DeepSec 2017 Workshop: Hunting The Adversary – Developing And Using Threat Intelligence – John Bambenek
The arsenal of components you can use for securing your organisation’s digital assets is vast. The market offers a sheer endless supply of application level gateways (formerly know as „firewalls“), network intrusion detection/prevention systems, anti-virus filters for any kind of platform (almost down to the refrigerator in the office), security tokens, biometrics, strong cryptography (just stay away from the fancy stuff), and all kinds of Big Data applications that can turn shoddy metrics into beautiful forecasts of Things to Come™ (possibly with a Magic Quadrant on top, think cherry). What could possibly go wrong? Well, it seems attackers still compromise systems, copy protected data, and get away with it. Why is that? Easy: You lack threat intelligence.
Security often doesn’t „add up“, i.e. you cannot improve your „security performance“ by buying fancy appliances/applications and piling them on top of each other. What you get is a heap of solutions solving very different problems. Your enemies of the day have patience, use superb reconnaissance, and employ sophisticated tools against you. Stealth is the key. Being not detected pays off. Before you panic and close shop, there may be a way to improve your defence – intelligence. John Bambenek (Bambenek Consulting / SANS Internet Storm Center) will conduct a training at DeepSec 2017 titled „Developing and Using Cybersecurity Threat Intelligence“.

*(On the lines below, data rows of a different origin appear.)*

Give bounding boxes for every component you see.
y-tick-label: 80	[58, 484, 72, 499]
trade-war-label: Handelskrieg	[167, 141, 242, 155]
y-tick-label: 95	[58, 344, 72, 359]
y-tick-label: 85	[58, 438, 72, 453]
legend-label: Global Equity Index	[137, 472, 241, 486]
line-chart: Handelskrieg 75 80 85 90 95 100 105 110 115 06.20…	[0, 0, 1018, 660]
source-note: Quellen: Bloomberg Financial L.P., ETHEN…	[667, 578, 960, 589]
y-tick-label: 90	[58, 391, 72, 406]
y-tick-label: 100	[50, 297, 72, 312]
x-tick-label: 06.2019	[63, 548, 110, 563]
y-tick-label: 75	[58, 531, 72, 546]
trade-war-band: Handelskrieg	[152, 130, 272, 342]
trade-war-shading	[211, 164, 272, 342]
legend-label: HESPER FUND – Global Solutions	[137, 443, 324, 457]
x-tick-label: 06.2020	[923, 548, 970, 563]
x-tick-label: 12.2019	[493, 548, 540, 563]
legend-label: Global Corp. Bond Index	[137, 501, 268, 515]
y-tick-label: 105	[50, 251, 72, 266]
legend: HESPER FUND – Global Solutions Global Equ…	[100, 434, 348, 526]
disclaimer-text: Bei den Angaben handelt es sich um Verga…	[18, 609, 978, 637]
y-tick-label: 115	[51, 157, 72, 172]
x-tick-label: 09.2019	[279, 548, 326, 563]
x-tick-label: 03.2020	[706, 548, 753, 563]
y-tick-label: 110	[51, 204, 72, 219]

There is a lot of theoretical talk about how you can boost your „security intelligence“. That’s great, but you cannot boost your defences by just thinking about the implementation of, well, stuff. Getting to know what the capabilities of your adversaries are and using all your options to detect and disclose their activities is the most crucial step. During the course of the two-day training you will learn which tools you can use to gain insight into the attacker’s mode(s) of operation, and – most important of all – how to integrate these capabilities into your existing infrastructure. Not everything you have done so far was in vain. The training will be a mixture of lecture and hands-on exercises. Mr Bambenek will show you that your chances of not getting hacked or to ward off an attack aren’t as bad as you might think.
The workshop is intended for everyone having digital assets and needs to defend them. If you have read this blog article, then there’s a high probability that you have sufficient digital assets to protect and a reason to attend the training.